For those 24 hours, they were all together in the mosque - women, men, and children. One 10-year-old boy, Daya, participated in the hunger strike. Asked why he went on strike, he replied immediately in his thin voice: "Because this is no life."
Said Bani-Jaber, when asked why the strike ended so quickly: "The message got across. We achieved our objectives."
One shepherd proposes that next time their strike should be open-ended, but his suggestion doesn't appear to have many supporters at the mosque. But they'll do it again if necessary. Nothing changed in Israel due to their actions, they concede. But some international organizations and governments support Israel because they do not know enough about the village's suffering - so maybe the strike changed that. Even though only local Nablus TV showed up; even Reuters didn't come.

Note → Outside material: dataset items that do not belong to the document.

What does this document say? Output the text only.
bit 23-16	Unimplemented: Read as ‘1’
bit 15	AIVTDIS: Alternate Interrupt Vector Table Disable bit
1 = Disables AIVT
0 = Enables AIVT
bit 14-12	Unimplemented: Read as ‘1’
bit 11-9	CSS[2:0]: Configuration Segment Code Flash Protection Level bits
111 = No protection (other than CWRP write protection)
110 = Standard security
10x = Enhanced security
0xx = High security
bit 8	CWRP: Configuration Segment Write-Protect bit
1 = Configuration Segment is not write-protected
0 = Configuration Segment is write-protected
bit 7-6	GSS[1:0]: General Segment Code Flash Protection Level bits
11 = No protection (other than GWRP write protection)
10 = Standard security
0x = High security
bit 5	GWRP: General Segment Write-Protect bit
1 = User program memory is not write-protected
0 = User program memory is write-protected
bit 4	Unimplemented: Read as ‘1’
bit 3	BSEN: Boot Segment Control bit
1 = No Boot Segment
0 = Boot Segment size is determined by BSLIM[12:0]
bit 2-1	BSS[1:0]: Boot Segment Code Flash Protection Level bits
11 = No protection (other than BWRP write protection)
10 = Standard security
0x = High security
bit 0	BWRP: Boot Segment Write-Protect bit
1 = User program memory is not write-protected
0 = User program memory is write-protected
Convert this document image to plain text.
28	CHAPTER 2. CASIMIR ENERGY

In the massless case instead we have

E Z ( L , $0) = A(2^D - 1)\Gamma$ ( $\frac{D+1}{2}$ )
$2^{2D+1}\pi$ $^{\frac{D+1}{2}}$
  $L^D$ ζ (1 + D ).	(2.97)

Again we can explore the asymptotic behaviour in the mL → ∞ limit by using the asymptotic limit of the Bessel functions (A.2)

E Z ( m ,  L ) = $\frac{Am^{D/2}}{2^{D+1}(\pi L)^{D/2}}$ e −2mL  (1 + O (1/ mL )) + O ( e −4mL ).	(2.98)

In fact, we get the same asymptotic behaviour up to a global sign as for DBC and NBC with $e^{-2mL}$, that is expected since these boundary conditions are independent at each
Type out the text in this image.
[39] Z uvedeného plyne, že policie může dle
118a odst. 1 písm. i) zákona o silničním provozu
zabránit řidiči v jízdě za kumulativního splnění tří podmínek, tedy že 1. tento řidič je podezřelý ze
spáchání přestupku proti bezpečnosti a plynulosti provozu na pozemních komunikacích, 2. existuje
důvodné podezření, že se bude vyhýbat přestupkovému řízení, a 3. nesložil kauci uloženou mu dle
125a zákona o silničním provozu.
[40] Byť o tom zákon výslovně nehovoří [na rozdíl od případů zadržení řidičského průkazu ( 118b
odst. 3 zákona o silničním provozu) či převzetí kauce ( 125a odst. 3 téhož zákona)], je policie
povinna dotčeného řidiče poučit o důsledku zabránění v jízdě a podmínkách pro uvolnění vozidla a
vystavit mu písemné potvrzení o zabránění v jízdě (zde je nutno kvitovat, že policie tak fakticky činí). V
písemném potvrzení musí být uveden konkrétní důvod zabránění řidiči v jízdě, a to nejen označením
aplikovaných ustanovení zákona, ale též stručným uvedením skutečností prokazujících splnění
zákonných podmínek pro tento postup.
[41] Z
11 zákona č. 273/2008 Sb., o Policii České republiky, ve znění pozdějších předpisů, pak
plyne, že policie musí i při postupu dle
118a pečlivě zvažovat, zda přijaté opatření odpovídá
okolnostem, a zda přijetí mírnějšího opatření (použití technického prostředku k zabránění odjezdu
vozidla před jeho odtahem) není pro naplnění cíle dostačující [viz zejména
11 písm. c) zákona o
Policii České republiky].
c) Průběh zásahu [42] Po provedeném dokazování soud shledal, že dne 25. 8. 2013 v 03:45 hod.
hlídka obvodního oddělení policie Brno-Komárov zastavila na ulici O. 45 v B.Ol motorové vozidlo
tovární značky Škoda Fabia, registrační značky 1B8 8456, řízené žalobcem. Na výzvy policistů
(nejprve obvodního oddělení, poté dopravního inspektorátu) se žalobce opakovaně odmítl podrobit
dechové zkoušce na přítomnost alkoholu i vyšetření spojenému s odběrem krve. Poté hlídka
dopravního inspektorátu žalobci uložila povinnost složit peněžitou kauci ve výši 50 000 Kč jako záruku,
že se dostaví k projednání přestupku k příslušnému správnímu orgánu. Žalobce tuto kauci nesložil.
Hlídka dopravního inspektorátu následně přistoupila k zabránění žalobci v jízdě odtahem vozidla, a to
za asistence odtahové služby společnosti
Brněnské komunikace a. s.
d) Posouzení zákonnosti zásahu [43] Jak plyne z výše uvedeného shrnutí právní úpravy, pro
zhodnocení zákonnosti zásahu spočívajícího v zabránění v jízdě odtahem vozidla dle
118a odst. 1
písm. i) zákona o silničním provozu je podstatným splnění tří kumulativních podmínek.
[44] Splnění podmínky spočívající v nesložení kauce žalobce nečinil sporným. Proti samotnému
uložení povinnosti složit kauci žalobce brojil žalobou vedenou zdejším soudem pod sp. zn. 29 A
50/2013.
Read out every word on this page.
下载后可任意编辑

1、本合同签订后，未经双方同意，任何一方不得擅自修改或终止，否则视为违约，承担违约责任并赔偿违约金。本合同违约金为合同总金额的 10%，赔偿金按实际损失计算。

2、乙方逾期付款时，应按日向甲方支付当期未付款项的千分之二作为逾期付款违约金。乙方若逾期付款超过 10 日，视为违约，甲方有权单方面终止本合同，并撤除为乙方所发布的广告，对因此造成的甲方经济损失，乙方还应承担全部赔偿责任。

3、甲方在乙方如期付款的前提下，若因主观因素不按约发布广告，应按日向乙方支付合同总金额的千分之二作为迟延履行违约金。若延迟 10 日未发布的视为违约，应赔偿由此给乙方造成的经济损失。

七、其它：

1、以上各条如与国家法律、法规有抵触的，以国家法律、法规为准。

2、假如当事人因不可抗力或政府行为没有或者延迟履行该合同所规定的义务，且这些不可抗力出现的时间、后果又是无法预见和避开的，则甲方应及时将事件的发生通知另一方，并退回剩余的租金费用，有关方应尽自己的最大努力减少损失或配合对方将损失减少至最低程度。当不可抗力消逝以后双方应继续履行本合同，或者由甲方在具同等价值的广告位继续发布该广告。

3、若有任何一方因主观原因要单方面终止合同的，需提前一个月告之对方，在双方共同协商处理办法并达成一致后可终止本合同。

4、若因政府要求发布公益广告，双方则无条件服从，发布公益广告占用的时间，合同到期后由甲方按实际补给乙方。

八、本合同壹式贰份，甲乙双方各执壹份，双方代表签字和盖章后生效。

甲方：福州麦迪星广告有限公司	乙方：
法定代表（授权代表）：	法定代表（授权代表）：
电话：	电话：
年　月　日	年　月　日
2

Was it hard to strike, we asked? They laughed: "Compared to our [usual] living conditions, it was very easy."
Bani-Jaber, says that he broke the fast on Sunday with an ordinary breakfast - labaneh cheese, olive oil, mallow and bread. But this time the breakfast tasted especially good.
The coordinator of government activities in the territories stated in response:
"The Khirbet al-Tawil compound is located in Area C, and has an agricultural designation. Part of it is under a military closure order and in fire zones, and was built without permits and contrary to the master plan.
"Over the years, 28 stop-work orders were delivered for illegal construction.
"During 2011 two stop-work orders were delivered for a pen and a tent, on behalf of which an application for a building permit had been filed. The application was rejected in a hearing before the supervisory subcommittee, and a 30-day extension was granted to restore the property to its previous condition, or any other step that the proprietors see fit.
"During 2012 one stop-work order has been delivered against a tent that serves as a storage space, and since a legal building permit was not presented, the supervisory subcommittee decided to issue a final demolition order for the structure, while granting a 30-day extension."